As idéias de Ilya Prigogine 3 (Nobel de Química, 1977) permitem estabelecer novos paralelos com o comportamento humano, a partir de suas experiências em Termodinâmica. Este autor conceitua as Estruturas Dissipativas como sistemas vivos não lineares, afastados do equilíbrio, nos quais a instabilidade (Caos) leva a novas formas de comportamento e, conseqüentemente, novas ordens e estruturas, diferentes das anteriores. Prigogine atuou sobre líquidos e gases provocando turbulências, criando uma instabilidade (através de variações de pressão, temperatura etc). Percebeu que, após cessar essa ação, as estruturas moleculares das novas ordens geradas eram diferentes das anteriores e, às vezes, mais complexas. “A instabilidade, a desordem e a imprevisibilidade são fatores preponderantes nessas novas formações, às vezes, mais complexas na sua organização”.    Eis porque podemos entender o caos, a turbulência, não como um fim, algo negativo, mas sim como princípio de novas ordens, às vezes, até enriquecedoras, complexas, e até abrindo novas possibilidades, em novas circunstâncias.

Um aspecto significativo no estudo de Caos, Fractais, Autopoiese e Estruturas Dissipativas é o de que eles são encontrados no mundo físico e biológico, de onde se extraem seus conceitos básicos. Entretanto, são encontrados esses mesmos conceitos nas esferas social e humana, o que de certa maneira, “transcende a ‘discussão’ acerca de semelhanças e diferenças entre ciência física e humana”. Reafirma-se, assim, como diz Prigogine, uma “Nova Aliança”, um novo elo, agora indissolúvel. “Não se pode mais separar o ser humano da natureza que ele descreve”.

 

CONCLUSÃO

A Teoria do “Caos” nos mostra uma nova normalidade, o fim das certezas, pequenas causas gerando grandes efeitos. A partir da idéia de “Autopoiese” percebemos nossas potencialidades a serem resgatadas e desenvolvidas: criatividade, flexibilidade e prontidão.
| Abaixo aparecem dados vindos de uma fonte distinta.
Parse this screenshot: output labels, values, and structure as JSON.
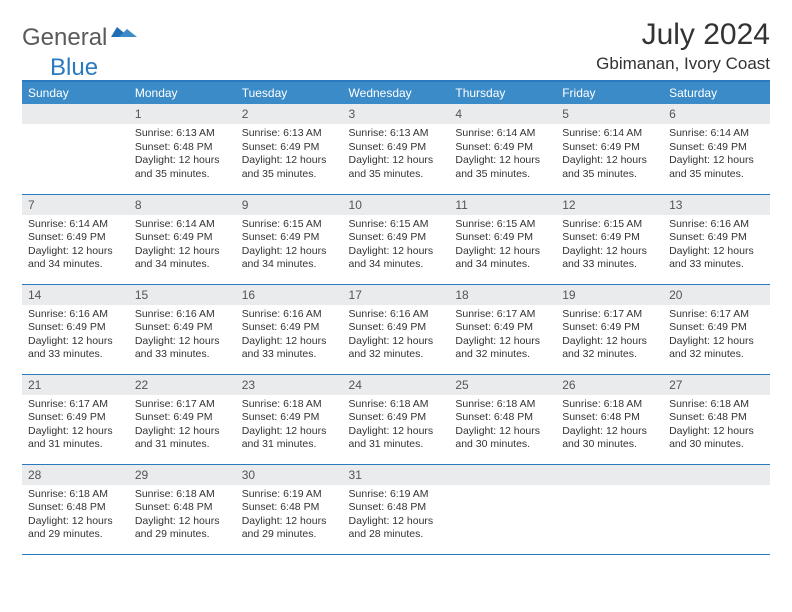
{
  "logo": {
    "part1": "General",
    "part2": "Blue"
  },
  "title": "July 2024",
  "location": "Gbimanan, Ivory Coast",
  "colors": {
    "header_bg": "#3b8bc9",
    "border": "#2a7abf",
    "daynum_bg": "#e9ebec",
    "text": "#333333",
    "logo_gray": "#5a5a5a",
    "logo_blue": "#2a7abf"
  },
  "day_headers": [
    "Sunday",
    "Monday",
    "Tuesday",
    "Wednesday",
    "Thursday",
    "Friday",
    "Saturday"
  ],
  "weeks": [
    [
      {
        "n": "",
        "sr": "",
        "ss": "",
        "dl": ""
      },
      {
        "n": "1",
        "sr": "6:13 AM",
        "ss": "6:48 PM",
        "dl": "12 hours and 35 minutes."
      },
      {
        "n": "2",
        "sr": "6:13 AM",
        "ss": "6:49 PM",
        "dl": "12 hours and 35 minutes."
      },
      {
        "n": "3",
        "sr": "6:13 AM",
        "ss": "6:49 PM",
        "dl": "12 hours and 35 minutes."
      },
      {
        "n": "4",
        "sr": "6:14 AM",
        "ss": "6:49 PM",
        "dl": "12 hours and 35 minutes."
      },
      {
        "n": "5",
        "sr": "6:14 AM",
        "ss": "6:49 PM",
        "dl": "12 hours and 35 minutes."
      },
      {
        "n": "6",
        "sr": "6:14 AM",
        "ss": "6:49 PM",
        "dl": "12 hours and 35 minutes."
      }
    ],
    [
      {
        "n": "7",
        "sr": "6:14 AM",
        "ss": "6:49 PM",
        "dl": "12 hours and 34 minutes."
      },
      {
        "n": "8",
        "sr": "6:14 AM",
        "ss": "6:49 PM",
        "dl": "12 hours and 34 minutes."
      },
      {
        "n": "9",
        "sr": "6:15 AM",
        "ss": "6:49 PM",
        "dl": "12 hours and 34 minutes."
      },
      {
        "n": "10",
        "sr": "6:15 AM",
        "ss": "6:49 PM",
        "dl": "12 hours and 34 minutes."
      },
      {
        "n": "11",
        "sr": "6:15 AM",
        "ss": "6:49 PM",
        "dl": "12 hours and 34 minutes."
      },
      {
        "n": "12",
        "sr": "6:15 AM",
        "ss": "6:49 PM",
        "dl": "12 hours and 33 minutes."
      },
      {
        "n": "13",
        "sr": "6:16 AM",
        "ss": "6:49 PM",
        "dl": "12 hours and 33 minutes."
      }
    ],
    [
      {
        "n": "14",
        "sr": "6:16 AM",
        "ss": "6:49 PM",
        "dl": "12 hours and 33 minutes."
      },
      {
        "n": "15",
        "sr": "6:16 AM",
        "ss": "6:49 PM",
        "dl": "12 hours and 33 minutes."
      },
      {
        "n": "16",
        "sr": "6:16 AM",
        "ss": "6:49 PM",
        "dl": "12 hours and 33 minutes."
      },
      {
        "n": "17",
        "sr": "6:16 AM",
        "ss": "6:49 PM",
        "dl": "12 hours and 32 minutes."
      },
      {
        "n": "18",
        "sr": "6:17 AM",
        "ss": "6:49 PM",
        "dl": "12 hours and 32 minutes."
      },
      {
        "n": "19",
        "sr": "6:17 AM",
        "ss": "6:49 PM",
        "dl": "12 hours and 32 minutes."
      },
      {
        "n": "20",
        "sr": "6:17 AM",
        "ss": "6:49 PM",
        "dl": "12 hours and 32 minutes."
      }
    ],
    [
      {
        "n": "21",
        "sr": "6:17 AM",
        "ss": "6:49 PM",
        "dl": "12 hours and 31 minutes."
      },
      {
        "n": "22",
        "sr": "6:17 AM",
        "ss": "6:49 PM",
        "dl": "12 hours and 31 minutes."
      },
      {
        "n": "23",
        "sr": "6:18 AM",
        "ss": "6:49 PM",
        "dl": "12 hours and 31 minutes."
      },
      {
        "n": "24",
        "sr": "6:18 AM",
        "ss": "6:49 PM",
        "dl": "12 hours and 31 minutes."
      },
      {
        "n": "25",
        "sr": "6:18 AM",
        "ss": "6:48 PM",
        "dl": "12 hours and 30 minutes."
      },
      {
        "n": "26",
        "sr": "6:18 AM",
        "ss": "6:48 PM",
        "dl": "12 hours and 30 minutes."
      },
      {
        "n": "27",
        "sr": "6:18 AM",
        "ss": "6:48 PM",
        "dl": "12 hours and 30 minutes."
      }
    ],
    [
      {
        "n": "28",
        "sr": "6:18 AM",
        "ss": "6:48 PM",
        "dl": "12 hours and 29 minutes."
      },
      {
        "n": "29",
        "sr": "6:18 AM",
        "ss": "6:48 PM",
        "dl": "12 hours and 29 minutes."
      },
      {
        "n": "30",
        "sr": "6:19 AM",
        "ss": "6:48 PM",
        "dl": "12 hours and 29 minutes."
      },
      {
        "n": "31",
        "sr": "6:19 AM",
        "ss": "6:48 PM",
        "dl": "12 hours and 28 minutes."
      },
      {
        "n": "",
        "sr": "",
        "ss": "",
        "dl": ""
      },
      {
        "n": "",
        "sr": "",
        "ss": "",
        "dl": ""
      },
      {
        "n": "",
        "sr": "",
        "ss": "",
        "dl": ""
      }
    ]
  ],
  "labels": {
    "sunrise": "Sunrise: ",
    "sunset": "Sunset: ",
    "daylight": "Daylight: "
  }
}
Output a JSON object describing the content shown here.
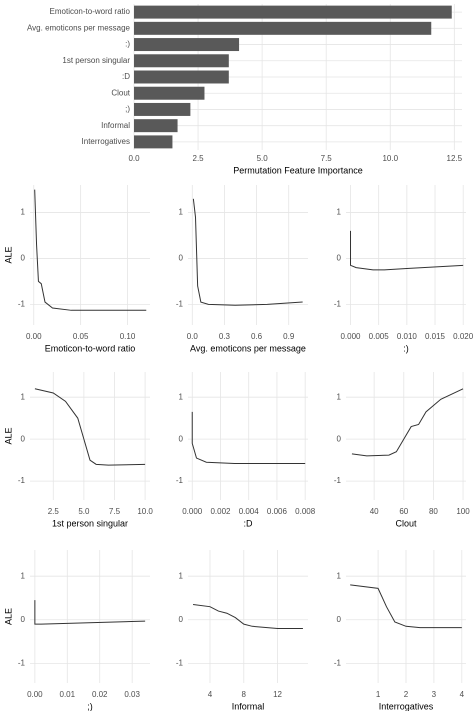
{
  "chart_data": [
    {
      "type": "bar",
      "orientation": "horizontal",
      "xlabel": "Permutation Feature Importance",
      "color": "#595959",
      "grid": true,
      "categories": [
        "Emoticon-to-word ratio",
        "Avg. emoticons per message",
        ":)",
        "1st person singular",
        ":D",
        "Clout",
        ";)",
        "Informal",
        "Interrogatives"
      ],
      "values": [
        12.4,
        11.6,
        4.1,
        3.7,
        3.7,
        2.75,
        2.2,
        1.7,
        1.5
      ],
      "xlim": [
        0,
        12.8
      ],
      "xticks": [
        {
          "value": 0,
          "label": "0.0"
        },
        2.5,
        {
          "value": 5,
          "label": "5.0"
        },
        7.5,
        {
          "value": 10,
          "label": "10.0"
        },
        12.5
      ]
    },
    {
      "type": "line",
      "xlabel": "Emoticon-to-word ratio",
      "ylabel": "ALE",
      "color": "#333333",
      "grid": true,
      "x": [
        0.001,
        0.003,
        0.005,
        0.008,
        0.012,
        0.02,
        0.04,
        0.12
      ],
      "values": [
        1.5,
        0.3,
        -0.5,
        -0.55,
        -0.95,
        -1.08,
        -1.13,
        -1.13
      ],
      "xlim": [
        -0.004,
        0.124
      ],
      "ylim": [
        -1.45,
        1.6
      ],
      "xticks": [
        {
          "value": 0,
          "label": "0.00"
        },
        0.05,
        {
          "value": 0.1,
          "label": "0.10"
        }
      ],
      "yticks": [
        -1,
        0,
        1
      ]
    },
    {
      "type": "line",
      "xlabel": "Avg. emoticons per message",
      "color": "#333333",
      "grid": true,
      "x": [
        0.01,
        0.03,
        0.05,
        0.08,
        0.15,
        0.4,
        0.7,
        1.03
      ],
      "values": [
        1.3,
        0.9,
        -0.6,
        -0.95,
        -1.0,
        -1.02,
        -1.0,
        -0.95
      ],
      "xlim": [
        -0.04,
        1.08
      ],
      "ylim": [
        -1.45,
        1.6
      ],
      "xticks": [
        {
          "value": 0,
          "label": "0.0"
        },
        0.3,
        0.6,
        0.9
      ],
      "yticks": [
        -1,
        0,
        1
      ]
    },
    {
      "type": "line",
      "xlabel": ":)",
      "color": "#333333",
      "grid": true,
      "x": [
        0,
        0,
        0.001,
        0.004,
        0.006,
        0.01,
        0.02
      ],
      "values": [
        0.6,
        -0.15,
        -0.2,
        -0.25,
        -0.25,
        -0.22,
        -0.15
      ],
      "xlim": [
        -0.0008,
        0.0205
      ],
      "ylim": [
        -1.45,
        1.6
      ],
      "xticks": [
        {
          "value": 0,
          "label": "0.000"
        },
        0.005,
        {
          "value": 0.01,
          "label": "0.010"
        },
        0.015,
        {
          "value": 0.02,
          "label": "0.020"
        }
      ],
      "yticks": [
        -1,
        0,
        1
      ]
    },
    {
      "type": "line",
      "xlabel": "1st person singular",
      "ylabel": "ALE",
      "color": "#333333",
      "grid": true,
      "x": [
        1,
        2.5,
        3.5,
        4.5,
        5,
        5.5,
        6,
        7,
        10
      ],
      "values": [
        1.2,
        1.1,
        0.9,
        0.5,
        0,
        -0.5,
        -0.6,
        -0.62,
        -0.6
      ],
      "xlim": [
        0.6,
        10.4
      ],
      "ylim": [
        -1.45,
        1.6
      ],
      "xticks": [
        2.5,
        {
          "value": 5,
          "label": "5.0"
        },
        7.5,
        {
          "value": 10,
          "label": "10.0"
        }
      ],
      "yticks": [
        -1,
        0,
        1
      ]
    },
    {
      "type": "line",
      "xlabel": ":D",
      "color": "#333333",
      "grid": true,
      "x": [
        0,
        0,
        0.0003,
        0.001,
        0.003,
        0.008
      ],
      "values": [
        0.65,
        -0.1,
        -0.45,
        -0.55,
        -0.58,
        -0.58
      ],
      "xlim": [
        -0.0003,
        0.0082
      ],
      "ylim": [
        -1.45,
        1.6
      ],
      "xticks": [
        {
          "value": 0,
          "label": "0.000"
        },
        0.002,
        0.004,
        0.006,
        0.008
      ],
      "yticks": [
        -1,
        0,
        1
      ]
    },
    {
      "type": "line",
      "xlabel": "Clout",
      "color": "#333333",
      "grid": true,
      "x": [
        25,
        35,
        50,
        55,
        60,
        65,
        70,
        75,
        85,
        100
      ],
      "values": [
        -0.35,
        -0.4,
        -0.38,
        -0.3,
        0,
        0.3,
        0.35,
        0.65,
        0.95,
        1.2
      ],
      "xlim": [
        21,
        102
      ],
      "ylim": [
        -1.45,
        1.6
      ],
      "xticks": [
        40,
        60,
        80,
        100
      ],
      "yticks": [
        -1,
        0,
        1
      ]
    },
    {
      "type": "line",
      "xlabel": ";)",
      "ylabel": "ALE",
      "color": "#333333",
      "grid": true,
      "x": [
        0,
        0,
        0.002,
        0.034
      ],
      "values": [
        0.45,
        -0.1,
        -0.1,
        -0.03
      ],
      "xlim": [
        -0.0015,
        0.0355
      ],
      "ylim": [
        -1.45,
        1.6
      ],
      "xticks": [
        {
          "value": 0,
          "label": "0.00"
        },
        0.01,
        0.02,
        0.03
      ],
      "yticks": [
        -1,
        0,
        1
      ]
    },
    {
      "type": "line",
      "xlabel": "Informal",
      "color": "#333333",
      "grid": true,
      "x": [
        2,
        4,
        5,
        6,
        7,
        8,
        9,
        12,
        15
      ],
      "values": [
        0.35,
        0.3,
        0.2,
        0.15,
        0.05,
        -0.1,
        -0.15,
        -0.2,
        -0.2
      ],
      "xlim": [
        1.4,
        15.6
      ],
      "ylim": [
        -1.45,
        1.6
      ],
      "xticks": [
        4,
        8,
        12
      ],
      "yticks": [
        -1,
        0,
        1
      ]
    },
    {
      "type": "line",
      "xlabel": "Interrogatives",
      "color": "#333333",
      "grid": true,
      "x": [
        0,
        1,
        1.3,
        1.6,
        2,
        2.5,
        4
      ],
      "values": [
        0.8,
        0.72,
        0.3,
        -0.05,
        -0.15,
        -0.18,
        -0.18
      ],
      "xlim": [
        -0.15,
        4.15
      ],
      "ylim": [
        -1.45,
        1.6
      ],
      "xticks": [
        1,
        2,
        3,
        4
      ],
      "yticks": [
        -1,
        0,
        1
      ]
    }
  ]
}
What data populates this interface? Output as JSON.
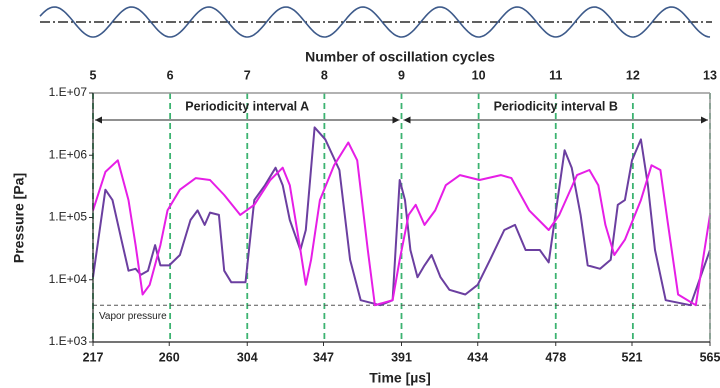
{
  "chart_data": {
    "type": "line",
    "xlabel": "Time [µs]",
    "ylabel": "Pressure [Pa]",
    "x2label": "Number of oscillation cycles",
    "xlim": [
      217,
      565
    ],
    "xticks": [
      217,
      260,
      304,
      347,
      391,
      434,
      478,
      521,
      565
    ],
    "x2lim": [
      5,
      13
    ],
    "x2ticks": [
      5,
      6,
      7,
      8,
      9,
      10,
      11,
      12,
      13
    ],
    "ylim": [
      1000,
      10000000
    ],
    "yscale": "log",
    "yticks": [
      {
        "value": 1000,
        "label": "1.E+03"
      },
      {
        "value": 10000,
        "label": "1.E+04"
      },
      {
        "value": 100000,
        "label": "1.E+05"
      },
      {
        "value": 1000000,
        "label": "1.E+06"
      },
      {
        "value": 10000000,
        "label": "1.E+07"
      }
    ],
    "vapor_pressure": {
      "label": "Vapor pressure",
      "value": 3900
    },
    "intervals": [
      {
        "label": "Periodicity interval A",
        "start": 217,
        "end": 391
      },
      {
        "label": "Periodicity interval B",
        "start": 391,
        "end": 565
      }
    ],
    "series": [
      {
        "color": "#6b3fa0",
        "x": [
          217,
          224,
          228,
          233,
          237,
          241,
          244,
          248,
          252,
          255,
          260,
          266,
          272,
          276,
          280,
          283,
          288,
          291,
          295,
          303,
          308,
          314,
          320,
          324,
          328,
          334,
          337,
          342,
          348,
          356,
          362,
          368,
          379,
          386,
          390,
          393,
          396,
          400,
          404,
          408,
          413,
          418,
          427,
          434,
          441,
          449,
          455,
          461,
          469,
          474,
          479,
          483,
          487,
          492,
          496,
          503,
          509,
          513,
          517,
          521,
          526,
          530,
          534,
          540,
          554,
          565
        ],
        "values": [
          11000,
          280000,
          190000,
          44000,
          14000,
          15000,
          12000,
          14000,
          36000,
          17000,
          17000,
          25000,
          91000,
          130000,
          76000,
          120000,
          110000,
          14000,
          9100,
          9100,
          190000,
          330000,
          630000,
          330000,
          91000,
          30000,
          63000,
          2800000,
          1800000,
          580000,
          21000,
          4700,
          3900,
          4700,
          400000,
          190000,
          30000,
          11000,
          17000,
          25000,
          11000,
          6900,
          5800,
          8300,
          21000,
          63000,
          76000,
          30000,
          30000,
          19000,
          190000,
          1200000,
          630000,
          110000,
          17000,
          15000,
          21000,
          160000,
          190000,
          830000,
          1800000,
          330000,
          30000,
          4700,
          3900,
          30000
        ]
      },
      {
        "color": "#e61ee6",
        "x": [
          217,
          224,
          231,
          237,
          241,
          245,
          249,
          255,
          259,
          266,
          275,
          283,
          291,
          300,
          308,
          317,
          324,
          328,
          334,
          337,
          340,
          345,
          353,
          361,
          366,
          372,
          376,
          386,
          390,
          395,
          399,
          404,
          410,
          416,
          424,
          435,
          447,
          453,
          463,
          474,
          480,
          490,
          497,
          502,
          506,
          511,
          517,
          526,
          532,
          537,
          541,
          547,
          557,
          565
        ],
        "values": [
          130000,
          540000,
          830000,
          190000,
          36000,
          5800,
          8300,
          36000,
          130000,
          280000,
          430000,
          400000,
          230000,
          110000,
          160000,
          400000,
          630000,
          330000,
          30000,
          8300,
          21000,
          190000,
          690000,
          1600000,
          830000,
          30000,
          3900,
          4700,
          21000,
          110000,
          160000,
          76000,
          130000,
          330000,
          480000,
          400000,
          480000,
          430000,
          130000,
          63000,
          110000,
          480000,
          580000,
          330000,
          76000,
          25000,
          44000,
          190000,
          690000,
          580000,
          91000,
          5800,
          3900,
          110000
        ]
      }
    ]
  }
}
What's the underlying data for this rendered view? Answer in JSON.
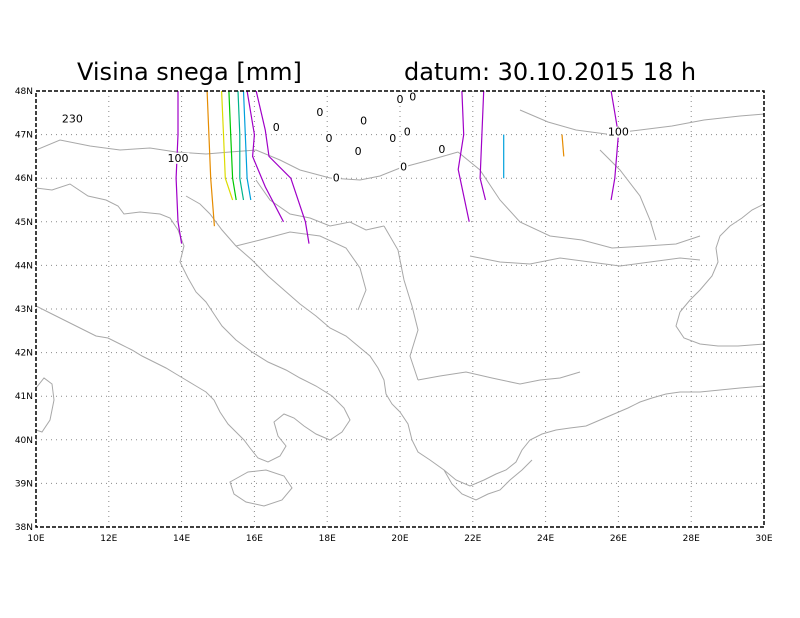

O estudo dos “Fractais” possibilita perceber que o foco no indivíduo, sem a perda da visão do todo, é preponderante para mudanças. E, finalmente, a compreensão da dinâmica das “Estruturas Dissipativas” proporciona a convicção de que as novas ordens geradas pela turbulência dos nossos dias podem ser encaradas como algo dinâmico, positivo, permitindo enxergar um futuro de convivência com a formidável aceleração das mudanças em curso.

Essas ilações não pretendem de maneira alguma demonstrar certezas ou dar respostas, mas, sim, apresentar propostas. Aliás, muito de acordo com o título do último livro de Prigogine: O Fim das Certezas: Tempo, Caos e as Leis da Natureza.

 

REFERÊNCIAS BIBLIOGRÁFICAS:

1)  GLEICK, James. CAOS: a criação de uma nova ciência. Ed. Campos. S.Paulo 1990.

2)  MATURANA, H. “Entrevista em Ciência Hoje” – Vol. 14 nº 84.

3)  PRIGOGINE & STENGERS. A nova aliança. Brasília: Ed. UNB 1984.